A few weeks later, my brother, sister-in-law, and then fourteen month old niece, came to visit. We got the highchair seat out of its box so my niece could eat her meals. Will watched with a great deal of interest. When they left, we never put the seat away. We plopped my almost five month old in it and the rest is history. He'd seen his big cousin eat and he was not going to let her have all the fun.

I didn't start him with store bought baby food though. I gave him things like oatmeal and Greek yogurt--and I blended my own veggies and fruits, being sure to leave some small chunks. That went on for about a month. He ate a variety of different foods and I used my food processor to chop them up to a manageable consistency.

At Will's 6 month appointment, I was a little worried to tell the doctor that he ate dozens and dozens of different foods and that I didn't wait before introducing a new food. I figured that if he had an allergic reaction, I'd eliminate everything he'd eaten that day and reintroduce one food at a time. As it turns out, my doctor was very happy that Will was eating such a variety of foods and told us that we could feed him anything and everything except honey.

Even milk.

Even eggs.

Even...peanut butter.

The things I had been told NOT to feed my babies when Garrett and Matthew were tiny. My pediatrician said that there was research that showed that introducing these foods before nine months actually decreased the rate of developing an allergy.

Will had peanut butter (diluted with water) that afternoon.

And in the two months since that appointment, we have fed him whatever we're having. We cut it smaller, of course. He has had store bought baby food because, let's face it, it's easier to throw into a diaper bag. But, mostly, he spits anything out at us if it doesn't have chunks. It's almost like he's thinking, "Whatever you just put in my mouth is for babies. Clearly, I am a big boy capable of eating anything. Now, bring me my steak and lobster." (Okay, he hasn't had steak. Although that is mostly because our money also doesn't buy steak.)

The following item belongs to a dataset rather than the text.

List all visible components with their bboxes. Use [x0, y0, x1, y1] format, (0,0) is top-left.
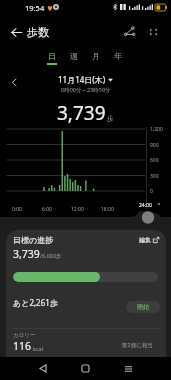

So far, there has been one food that hasn't been Will's favorite. Beets. And, really, who likes beets except for my oldest child? So I took the leftover beets and hid them in things like applesauce and he ate them up just fine.

If you want to follow this Bassham Baby Led Eating Thing it's like this in one easy step.

1. Introduce a wide variety of chunky foods--early.

Upside: A baby who will eat anything.
Downside: Your kid may develop a lobster taste on an imitation crab budget.